Belgian state broadcaster RTBF and France's Le Monde and BFM television reported on Thursday that a fifth attacker may also be at large: a man filmed by surveillance cameras in the Brussels Metro on Tuesday carrying a large bag alongside Khalid El Bakraoui.
RTBF said it is not clear whether that man was killed in the attack.
Prosecutors, who have not said how many people overall may have taken part in the bombings, did not immediately respond to the reports.
Attention turned on Thursday to Paris attacks suspect Abdeslam, who evaded police in two countries for four months before Friday's capture in the Molenbeek neighbourhood where he grew up. He was shot in the leg during the arrest.
The Belgian federal prosecutor's office said Abdeslam and two other suspected accomplices appeared in court Thursday.
Abdeslam's lawyer, Sven Mary, told reporters at the courthouse that he asked for a one-month delay on any transfer while he studies the large dossier, but that Abdeslam "wants to leave for France as quickly as possible".
A helicopter circled overhead, and the area was under extraordinarily heavy security, as are many parts of the Belgian capital.
France is seeking Abdeslam's extradition to face potential terrorism charges for his involvement in the Nov. 13 attacks on a Paris rock concert, stadium and cafes, which killed 130 people. Several attackers were also killed.
Abdeslam, 26, a French citizen who grew up in Brussels' heavily immigrant Molenbeek neighbourhood, slipped through police fingers on multiple occasions, including the day after the attacks.
Evidence is mounting that the extremists may have launched this week's attacks in Brussels in haste because they feared authorities were closing in on them after Abdeslam's arrest.
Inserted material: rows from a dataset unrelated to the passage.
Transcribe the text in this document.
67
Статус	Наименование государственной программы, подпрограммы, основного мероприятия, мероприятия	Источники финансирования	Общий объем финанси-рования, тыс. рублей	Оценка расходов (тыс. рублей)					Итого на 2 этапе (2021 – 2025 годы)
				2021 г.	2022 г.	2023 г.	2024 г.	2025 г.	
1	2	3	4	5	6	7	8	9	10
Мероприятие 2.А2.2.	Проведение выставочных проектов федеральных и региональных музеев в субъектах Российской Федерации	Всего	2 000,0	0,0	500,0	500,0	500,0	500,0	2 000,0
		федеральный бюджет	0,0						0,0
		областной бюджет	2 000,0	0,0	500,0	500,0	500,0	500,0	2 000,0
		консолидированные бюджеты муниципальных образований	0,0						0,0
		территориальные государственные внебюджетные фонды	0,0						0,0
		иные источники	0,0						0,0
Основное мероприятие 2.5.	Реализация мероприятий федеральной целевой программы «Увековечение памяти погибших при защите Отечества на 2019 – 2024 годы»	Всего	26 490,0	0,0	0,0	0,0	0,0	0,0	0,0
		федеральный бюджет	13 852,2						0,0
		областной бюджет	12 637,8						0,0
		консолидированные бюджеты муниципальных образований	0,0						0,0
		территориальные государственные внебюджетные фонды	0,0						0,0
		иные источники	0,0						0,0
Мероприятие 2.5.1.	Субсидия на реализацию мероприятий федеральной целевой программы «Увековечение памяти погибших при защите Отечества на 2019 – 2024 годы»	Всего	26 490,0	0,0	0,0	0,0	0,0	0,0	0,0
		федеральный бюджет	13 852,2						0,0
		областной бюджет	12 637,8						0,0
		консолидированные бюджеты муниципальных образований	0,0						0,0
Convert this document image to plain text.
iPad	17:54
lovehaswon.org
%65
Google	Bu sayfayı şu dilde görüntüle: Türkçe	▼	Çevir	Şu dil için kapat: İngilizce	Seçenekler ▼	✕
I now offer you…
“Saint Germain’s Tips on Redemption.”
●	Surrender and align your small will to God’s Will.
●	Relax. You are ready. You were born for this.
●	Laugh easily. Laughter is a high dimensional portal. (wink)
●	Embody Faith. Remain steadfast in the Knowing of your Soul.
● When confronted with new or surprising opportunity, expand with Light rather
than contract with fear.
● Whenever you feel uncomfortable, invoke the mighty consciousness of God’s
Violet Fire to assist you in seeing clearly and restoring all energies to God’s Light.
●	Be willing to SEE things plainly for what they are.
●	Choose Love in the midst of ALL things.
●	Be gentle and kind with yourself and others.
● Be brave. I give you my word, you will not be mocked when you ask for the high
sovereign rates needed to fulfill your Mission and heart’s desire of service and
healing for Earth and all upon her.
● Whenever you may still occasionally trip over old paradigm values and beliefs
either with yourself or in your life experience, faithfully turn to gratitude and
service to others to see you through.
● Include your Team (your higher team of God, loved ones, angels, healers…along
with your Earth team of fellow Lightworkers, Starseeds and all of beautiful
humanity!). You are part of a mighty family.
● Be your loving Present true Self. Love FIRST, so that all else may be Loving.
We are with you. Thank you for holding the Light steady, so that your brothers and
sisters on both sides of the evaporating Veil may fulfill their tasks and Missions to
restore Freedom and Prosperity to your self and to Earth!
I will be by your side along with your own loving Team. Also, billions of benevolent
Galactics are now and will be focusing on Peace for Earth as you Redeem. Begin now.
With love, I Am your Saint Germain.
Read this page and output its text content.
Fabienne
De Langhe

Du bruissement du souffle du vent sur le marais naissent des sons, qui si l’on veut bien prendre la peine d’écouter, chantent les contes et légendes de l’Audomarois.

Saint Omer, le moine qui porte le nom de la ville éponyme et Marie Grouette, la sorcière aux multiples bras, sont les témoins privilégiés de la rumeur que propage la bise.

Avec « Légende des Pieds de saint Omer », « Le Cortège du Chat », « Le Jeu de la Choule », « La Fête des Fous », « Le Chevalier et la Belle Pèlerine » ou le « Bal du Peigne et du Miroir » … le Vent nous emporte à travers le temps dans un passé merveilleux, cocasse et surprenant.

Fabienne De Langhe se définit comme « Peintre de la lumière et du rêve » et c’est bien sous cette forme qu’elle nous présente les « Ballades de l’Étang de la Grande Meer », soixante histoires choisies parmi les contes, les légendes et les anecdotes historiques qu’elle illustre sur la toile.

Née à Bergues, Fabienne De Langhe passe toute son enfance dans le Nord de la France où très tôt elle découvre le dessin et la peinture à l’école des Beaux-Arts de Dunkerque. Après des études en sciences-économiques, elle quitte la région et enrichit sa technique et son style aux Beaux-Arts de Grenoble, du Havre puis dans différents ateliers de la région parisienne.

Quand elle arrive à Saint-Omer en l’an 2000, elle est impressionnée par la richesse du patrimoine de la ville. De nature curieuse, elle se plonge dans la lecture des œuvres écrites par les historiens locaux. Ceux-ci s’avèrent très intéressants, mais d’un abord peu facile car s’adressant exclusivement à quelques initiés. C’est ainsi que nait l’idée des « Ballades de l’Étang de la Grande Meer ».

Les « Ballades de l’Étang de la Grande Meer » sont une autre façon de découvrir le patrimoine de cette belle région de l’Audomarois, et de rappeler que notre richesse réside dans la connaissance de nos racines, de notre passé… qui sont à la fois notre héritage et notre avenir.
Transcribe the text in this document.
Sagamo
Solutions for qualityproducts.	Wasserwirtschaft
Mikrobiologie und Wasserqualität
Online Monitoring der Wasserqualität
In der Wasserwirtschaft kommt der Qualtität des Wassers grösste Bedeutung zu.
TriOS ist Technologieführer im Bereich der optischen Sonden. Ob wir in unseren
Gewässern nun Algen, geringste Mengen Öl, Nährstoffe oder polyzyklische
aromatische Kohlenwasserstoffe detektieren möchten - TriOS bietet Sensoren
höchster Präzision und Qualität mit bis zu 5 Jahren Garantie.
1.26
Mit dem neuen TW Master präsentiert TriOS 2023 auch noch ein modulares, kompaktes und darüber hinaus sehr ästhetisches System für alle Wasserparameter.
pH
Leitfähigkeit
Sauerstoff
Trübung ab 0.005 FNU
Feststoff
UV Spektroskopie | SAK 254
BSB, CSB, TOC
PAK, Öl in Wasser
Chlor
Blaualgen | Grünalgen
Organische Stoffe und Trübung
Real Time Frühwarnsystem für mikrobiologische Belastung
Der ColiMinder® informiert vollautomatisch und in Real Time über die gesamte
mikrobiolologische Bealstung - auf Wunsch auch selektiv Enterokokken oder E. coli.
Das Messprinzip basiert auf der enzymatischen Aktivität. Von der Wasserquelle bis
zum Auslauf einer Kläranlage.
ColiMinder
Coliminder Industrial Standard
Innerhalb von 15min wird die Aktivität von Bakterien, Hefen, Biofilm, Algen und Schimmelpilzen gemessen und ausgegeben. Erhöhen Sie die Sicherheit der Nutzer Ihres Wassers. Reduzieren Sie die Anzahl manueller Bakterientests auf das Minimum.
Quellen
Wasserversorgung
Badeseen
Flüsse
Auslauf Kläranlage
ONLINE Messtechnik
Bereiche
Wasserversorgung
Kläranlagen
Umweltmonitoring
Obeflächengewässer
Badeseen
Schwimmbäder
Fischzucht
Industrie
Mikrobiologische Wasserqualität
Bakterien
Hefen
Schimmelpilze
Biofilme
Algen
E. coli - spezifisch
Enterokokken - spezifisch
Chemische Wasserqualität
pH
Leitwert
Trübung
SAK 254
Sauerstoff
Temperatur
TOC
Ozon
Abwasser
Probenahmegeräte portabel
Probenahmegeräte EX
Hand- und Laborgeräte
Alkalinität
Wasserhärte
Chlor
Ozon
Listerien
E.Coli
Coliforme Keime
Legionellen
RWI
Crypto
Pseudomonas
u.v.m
Later on Thursday, European Union justice and interior ministers are holding an emergency meeting prompted by the Brussels attacks.
Turkish president Recep Tayyip Erdogan said on Wednesday that Brahim El Bakraoui was caught in June 2015 near Turkey's border with Syria and deported, at his own request, to the Netherlands, with Ankara warning Dutch and Belgian officials that he was a "foreign terrorist fighter."
But other Turkish officials said he was released from Dutch custody due to lack of evidence of involvement in extremism.
Belgium is holding three days of national mourning after the attacks on the EU capital.
Security remains tight, but barriers were removed around the subway station hit by the attack, Maelbeek. The airport will remain closed until at least Saturday.
Many of the dead remained unidentified, partly because of the severity of devastation caused by the nail-packed bombs detonated in crowds.
Eleven people were confirmed dead at the airport, 20 inside the Maelbeek subway station.